To me our country is a living, breathing presence, unimpressed by what others say is impossible, proud of its own success, generous, yes and naive, sometimes wrong, never mean and always impatient to provide a better life for its people in a framework of a basic fairness and freedom.

Someone once said that the difference between an American and any other kind of person is that an American lives in anticipation of the future because he knows it will be a great place. Other people fear the future as just a repetition of past failures. There’s a lot of truth in that. If there is one thing we are sure of it is that history need not be relived; that nothing is impossible, and that man is capable of improving his circumstances beyond what we are told is fact.

Answer here.

For when we have faced down impossible odds, when we’ve been told we’re not ready or that we shouldn’t try or that we can’t, generations of Americans have responded with a simple creed that sums up the spirit of a people: Yes, we can. Yes, we can. Yes, we can.

It was a creed written into the founding documents that declared the destiny of a nation: Yes, we can.

It was whispered by slaves and abolitionists as they blazed a trail towards freedom through the darkest of nights: Yes, we can.

It was sung by immigrants as they struck out from distant shores and pioneers who pushed westward against an unforgiving wilderness: Yes, we can.

It was the call of workers who organized, women who reached for the ballot, a president who chose the moon as our new frontier, and a king who took us to the mountaintop and pointed the way to the promised land: Yes, we can…

Well, obviously that’s not Lincoln or Kennedy and for those who haven’t heard it in the last few days, answer here.

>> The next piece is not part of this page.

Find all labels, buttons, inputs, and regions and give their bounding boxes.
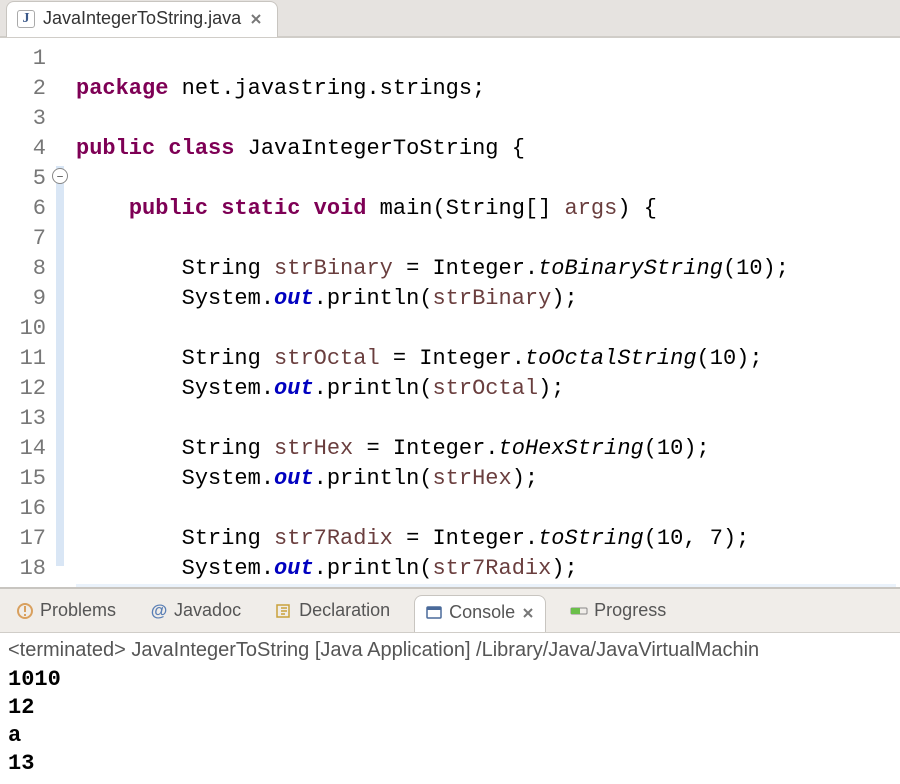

Oh, and some of the blame does go to Sean Hannity, Rush Limbaugh, Mark Levin and John Gibson, to name a few. Instead of welcoming a new generation of Republican voters, contributors and activists, they rejected them because they disagreed on one issue (an issue where these new voters agreed with old line conservatives like Pat Buchanan). They ridiculed them as “911 truthers” and nuts. These new voters weren’t hardcore conservatives, but they were open minded and impressed by the idealism and optimism of a principled hardcore conservative. Don’t be surprised if, after being treated so shabbily, they take their open minds and listen to the other optimistic voice in the crowd.